Telly Launches My Telly to Drill Down on Social Video Discovery, Moves Further Away from Twitvid Past

Telly, a San Francisco-based social video discovery platform, announced today the launch of My Telly, a service which surfaces videos for its users based on their social graph. The startup, previously called Twitvid, pivoted in mid-2012 after recognizing that video discovery was a bigger pain point than uploading and sharing video content on Twitter. To date the company boasts seven million users, with the company indexing almost 75 million videos since it rebranded, and an average user spending at least 20 minutes on the site per visit.

CEO Mo Al Adham spoke with BetaKit about the company’s integrated approach to online videos and why discovery and not creating or sharing videos became the new focus for the company. “Early in 2012, the company really realized the big problem in the video space wasn’t so much being able to shoot and host user-generated video, but it was more so a discovery problem,” said Al Adham in an interview. “Not only is more video being created and uploaded, it’s also more dispersed, it used to be that YouTube was the only game in town to host video…My Telly is really about helping people discover amazing videos that their social network has curated for them.”

The algorithm powering My Telly looks at the activity of friends on Telly, Facebook, or Twitter who watch, comment, share, or like a video, and then ranks those videos higher and prompt users to watch them. According to Al Adham, this is just the first in a long string of product updates aimed at providing greater personalization, making sure the user is served the right video at the right time and taking into account the device someone is using at the time, for example showing shorter videos if a user is on a mobile device.

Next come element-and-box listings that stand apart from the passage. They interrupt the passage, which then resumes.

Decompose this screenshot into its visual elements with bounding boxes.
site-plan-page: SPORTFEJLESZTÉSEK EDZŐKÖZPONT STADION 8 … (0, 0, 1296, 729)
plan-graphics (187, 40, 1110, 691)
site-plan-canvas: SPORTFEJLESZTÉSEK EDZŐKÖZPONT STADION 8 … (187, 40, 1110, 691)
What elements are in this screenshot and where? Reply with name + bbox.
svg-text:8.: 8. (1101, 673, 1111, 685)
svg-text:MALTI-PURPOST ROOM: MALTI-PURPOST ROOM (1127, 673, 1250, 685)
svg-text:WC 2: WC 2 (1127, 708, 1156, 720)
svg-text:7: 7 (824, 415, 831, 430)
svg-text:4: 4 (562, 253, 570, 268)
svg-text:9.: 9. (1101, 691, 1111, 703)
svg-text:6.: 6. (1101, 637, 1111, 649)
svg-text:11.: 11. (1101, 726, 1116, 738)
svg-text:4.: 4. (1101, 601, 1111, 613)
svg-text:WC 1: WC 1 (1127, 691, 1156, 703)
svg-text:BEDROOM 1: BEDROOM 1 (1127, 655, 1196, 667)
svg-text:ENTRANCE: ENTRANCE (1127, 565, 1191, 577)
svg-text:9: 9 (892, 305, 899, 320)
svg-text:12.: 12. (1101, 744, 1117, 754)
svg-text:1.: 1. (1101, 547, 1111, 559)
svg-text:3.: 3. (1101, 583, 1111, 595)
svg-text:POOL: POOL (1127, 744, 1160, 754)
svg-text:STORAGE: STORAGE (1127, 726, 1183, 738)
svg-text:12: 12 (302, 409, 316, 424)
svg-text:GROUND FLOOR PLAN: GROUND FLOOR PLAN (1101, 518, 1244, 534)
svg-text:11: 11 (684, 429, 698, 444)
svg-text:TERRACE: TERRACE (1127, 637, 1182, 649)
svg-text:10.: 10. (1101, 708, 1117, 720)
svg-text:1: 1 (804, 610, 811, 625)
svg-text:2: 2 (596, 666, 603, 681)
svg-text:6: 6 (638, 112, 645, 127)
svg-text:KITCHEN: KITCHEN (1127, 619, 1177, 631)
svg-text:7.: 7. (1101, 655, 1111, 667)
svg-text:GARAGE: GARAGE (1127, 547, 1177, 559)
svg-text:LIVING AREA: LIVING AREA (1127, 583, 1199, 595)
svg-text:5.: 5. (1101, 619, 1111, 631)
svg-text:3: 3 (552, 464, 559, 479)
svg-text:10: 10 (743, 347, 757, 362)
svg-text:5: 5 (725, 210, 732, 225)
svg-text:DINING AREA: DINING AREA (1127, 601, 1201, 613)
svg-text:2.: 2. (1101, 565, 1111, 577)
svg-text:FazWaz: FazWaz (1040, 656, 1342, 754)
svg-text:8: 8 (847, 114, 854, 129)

Al Adham said the company is picking up a lot of behavioral data since its algorithm learns as a user interacts with the app. In turn, it can then leverage that to work with brands and content creators to provide targeted native advertising. Providers of promoted content can creating a 30-second clip or a longer branded content video, and target them to the users most likely to watch.

Moving away from only uploading and sharing videos on Twitter was a smart decision given that Twitter’s own recently-launched video app Vine dominates more than half of the videos shared on the social network today, according to KeyHole Analytics, effectively overtaking SocialCam and possibly resulting in Viddy’s CEO being asked to step down. On the one hand Telly competes with YouTube and Vimeo since it allows users to upload their existing videos, but they can’t actually film anything on the web platform, only the mobile app. On the other hand Telly goes up against video discovery platforms like ShowYou, fliqq, and Shelby.TV, and video discovery is becoming an increasingly crowded space.

“For one, we have this user-generated content creation experience…and if you look at the video landscape the Vines of the world…they are squarely focused on that. What we learned from talking to our users was that wasn’t enough. They wanted to see long-form content, curated, semi-professional YouTube [videos] that people have cut,” said Mike Cieri, Head of Product at Telly, in an interview. “To merge that discovery experience with those kind of videos with user-generated content into this one cohesive video discovery platform…nobody is really running the whole gamut of creation, social discovery, and discovery of third-party videos.”

With multi-platform presence on the web, iOS and Android devices, the company wants to let users find personalized content on whatever device they use, and now with My Telly they’re providing insight on what their friends and followers are watching. Telly is betting its all-in-one video platform has enough going for it to beat out the competition both in the user-generated realm and social video discovery space, and whether that holds true is something that remains to be seen.